Brexit : les agriculteurs britanniques risquent de perdre gros

A l’approche du référendum sur la sortie ou pas du Royaume-Uni de l’Union européenne, certains dans le pays s’inquiètent des conséquences que cela entraînerait. Ainsi, les agriculteurs perdraient les aides conséquentes de la PAC, la Politique agricole commune.

Manifestation d\'un millier d\'agriculteurs britanniques, le 23 mars 2016 à Londres, contre la chute des prix agricoles.
Manifestation d'un millier d'agriculteurs britanniques, le 23 mars 2016 à Londres, contre la chute des prix agricoles. (Citizenside/Philip Robins)

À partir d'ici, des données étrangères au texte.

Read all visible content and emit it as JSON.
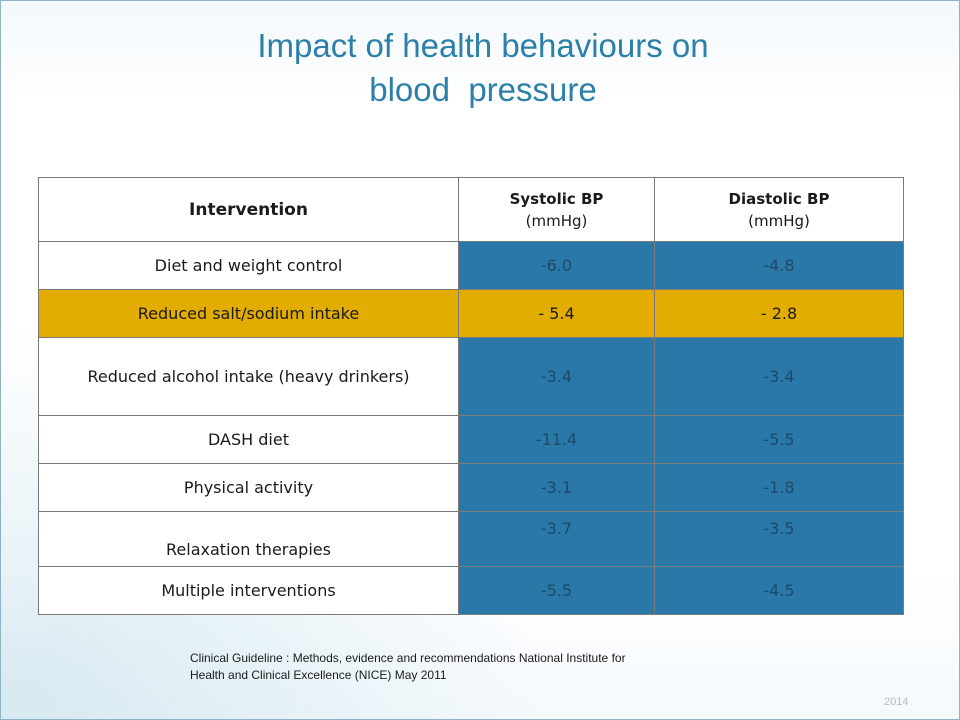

28 milliards d’euros. Voilà ce que le Royaume-Uni va percevoir de l’Union européenne en sept ans, au titre de la Politique agricole commune (PAC). Le pays est ainsi le cinquième bénéficiaire de la PAC, derrière la France, l’Allemagne, l’Espagne et l’Italie.
 
En 2012, l’Europe a versé 3,2 milliards d’aides directes au bénéfice de 178.900 agriculteurs dans le royaume. Des aides comprises entre 2000 et 50.000 euros qui ont représenté 43% des revenus agricoles en 2013. En moyenne, chaque agriculteur touche un chèque de 34.000 euros chaque année.
 
Un monde agricole fragile
187.000 exploitations au Royaume-Uni (500.000 en France): l’agriculture ne pèse pas lourd. Elle représente 0,7% de l’économie et un peu plus de 1% de l’emploi du pays. Autant dire que dans le débat sur la sortie du pays de l’Union, la situation des agriculteurs n’est guère prise en compte. En cas de Brexit, il faudra au moins deux ans pour négocier tous les termes de la sortie. Les agriculteurs s’interrogent sur leur situation durant cette transition.
 
Et après ? George Eustice, secrétaire d’Etat à l’Agriculture et défenseur du Brexit, se veut rassurant: «Le gouvernement britannique va continuer de donner aux agriculteurs et à l’environnement autant de soutien sinon plus que ce qu’ils ont actuellement.»
 
Tous les agriculteurs ne sont pas convaincus. Ils subissent déjà comme leurs collègues européens la suppression des quotas laitiers. Les producteurs de lait ont vu leur revenu baisser de moitié en 2015 quand ceux des céréaliers ont chuté d’un quart.